Our cottage was about five miles out of the village on the road to Carlingford town. It sat facing toward the lough up a long, stony laneway. It was in fact a small, low farm house, with two bedrooms off of a main room. There was an outhouse next to the house and no electricity. We used oil lamp. The most exciting thing about it was the bats, swooping down at night as we trudged back up the laneway, threatening (so we thought) to get tangled up in our hair. Apart from the outhouse, the most disgusting things were the black beetles, or clocks, as we called them, perhaps because during mating season they made a sort of ticking noise. On one of our very first trips there, about 1950 or so, I remember my grandmother lighting the oil lamp to behold a swarm of them marching across the walls and ceiling. I guess it was their marching season as well.

The nearest cinema was in Carlingford town. As well, King John's castle stood just outside the town, near the shore, guarding the entrance to the lough. My favorite thing, however, were the jaunting cars, which ran along the Omeath road. My granny and I would sit on the side seat with a blanket over our laps, bouncing along to the clip-clop of the horse's hooves. Perhaps my next favorite attraction in Omeath was the fact that you could buy American comics, which were not available in Northern Ireland. There were "horror" comics, which the British deemed too tasteless for children. But I loved them because they were glossier than the British comics, which appeared rather staid in comparison.

Finally, of course, there was the trip across the lough itself, which we took when we were staying in Rostrevor and wanted to visit Omeath for a day. The open boat left Warrenpoint, about three miles from Rostrevor, and took no more than 10 minutes to reach its destination. On the way across, a man sitting in the stern would play an accordion to entertain the day trippers as we skimmed over the waves.
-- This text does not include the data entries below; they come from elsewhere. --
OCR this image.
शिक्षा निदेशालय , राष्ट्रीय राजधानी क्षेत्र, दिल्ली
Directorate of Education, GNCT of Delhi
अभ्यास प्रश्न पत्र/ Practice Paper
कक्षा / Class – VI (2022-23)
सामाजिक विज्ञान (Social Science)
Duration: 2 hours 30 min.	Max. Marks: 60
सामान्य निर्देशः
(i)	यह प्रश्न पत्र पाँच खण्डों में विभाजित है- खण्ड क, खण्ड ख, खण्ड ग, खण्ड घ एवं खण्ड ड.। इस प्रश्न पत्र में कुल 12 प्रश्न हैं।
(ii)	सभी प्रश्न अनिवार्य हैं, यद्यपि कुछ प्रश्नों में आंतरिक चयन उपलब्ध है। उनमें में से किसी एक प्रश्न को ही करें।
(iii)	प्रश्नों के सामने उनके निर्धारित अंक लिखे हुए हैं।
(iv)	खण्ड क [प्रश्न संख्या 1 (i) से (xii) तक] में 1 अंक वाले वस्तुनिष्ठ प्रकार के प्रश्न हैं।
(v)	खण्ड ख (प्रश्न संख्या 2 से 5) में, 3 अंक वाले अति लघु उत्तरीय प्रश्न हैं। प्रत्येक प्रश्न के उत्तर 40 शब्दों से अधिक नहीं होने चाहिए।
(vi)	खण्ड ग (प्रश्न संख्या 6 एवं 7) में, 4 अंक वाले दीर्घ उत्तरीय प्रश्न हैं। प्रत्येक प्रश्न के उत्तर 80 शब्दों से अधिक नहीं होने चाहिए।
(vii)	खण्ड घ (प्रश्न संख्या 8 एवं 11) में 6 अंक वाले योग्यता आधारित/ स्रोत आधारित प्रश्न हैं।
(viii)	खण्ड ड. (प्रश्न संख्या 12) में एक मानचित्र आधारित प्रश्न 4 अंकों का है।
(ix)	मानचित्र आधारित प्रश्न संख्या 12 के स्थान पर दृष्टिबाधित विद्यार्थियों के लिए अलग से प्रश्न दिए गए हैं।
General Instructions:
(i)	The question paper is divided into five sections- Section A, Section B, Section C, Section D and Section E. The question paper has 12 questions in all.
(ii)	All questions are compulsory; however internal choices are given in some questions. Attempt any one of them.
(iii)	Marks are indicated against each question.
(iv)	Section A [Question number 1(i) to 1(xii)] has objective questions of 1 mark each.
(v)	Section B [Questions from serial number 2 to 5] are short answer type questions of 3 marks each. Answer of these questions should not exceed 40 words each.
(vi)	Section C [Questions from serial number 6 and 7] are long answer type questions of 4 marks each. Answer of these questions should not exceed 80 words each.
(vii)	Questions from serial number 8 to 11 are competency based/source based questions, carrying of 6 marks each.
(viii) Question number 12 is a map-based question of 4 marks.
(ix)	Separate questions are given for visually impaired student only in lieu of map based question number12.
Carlingford Lough is a rather forbidding stretch of water - dark and deep and cold and looking like it should hold a monster in its depths. And the Coolley Mountains above Omeath are equally dark and brooding, covered in bog and bare rock, with nothing but crows flocking above them and hares darting across their slopes. However, as refugees from the Glorious Twelfth, we deeply appreciated a landscape without a bowler hat or Lambeg drum in sight, even if it had been as bleak as that of the moon.

Assembly bad manners

The Assembly met last Wednesday, with the extraordinary sight of the 18 Sinn Fein members taking their seats and sitting under the same roof as the Rev. Ian Paisley. Gerry Adams began his address in Irish and I wondered if that was the first time in the history of Stormont that the Irish language has been spoken in its chamber. The Paisleyites were guffawing during the occasion, and when asked to behave themselves, Paisley quipped, "I'd pay more attention if I knew what he was taking about," much to the amusement of the other political Neanderthals about him. Such is the famed Ulster wit. Still, it was far from being the worst display of bad manners that Ulster has experienced.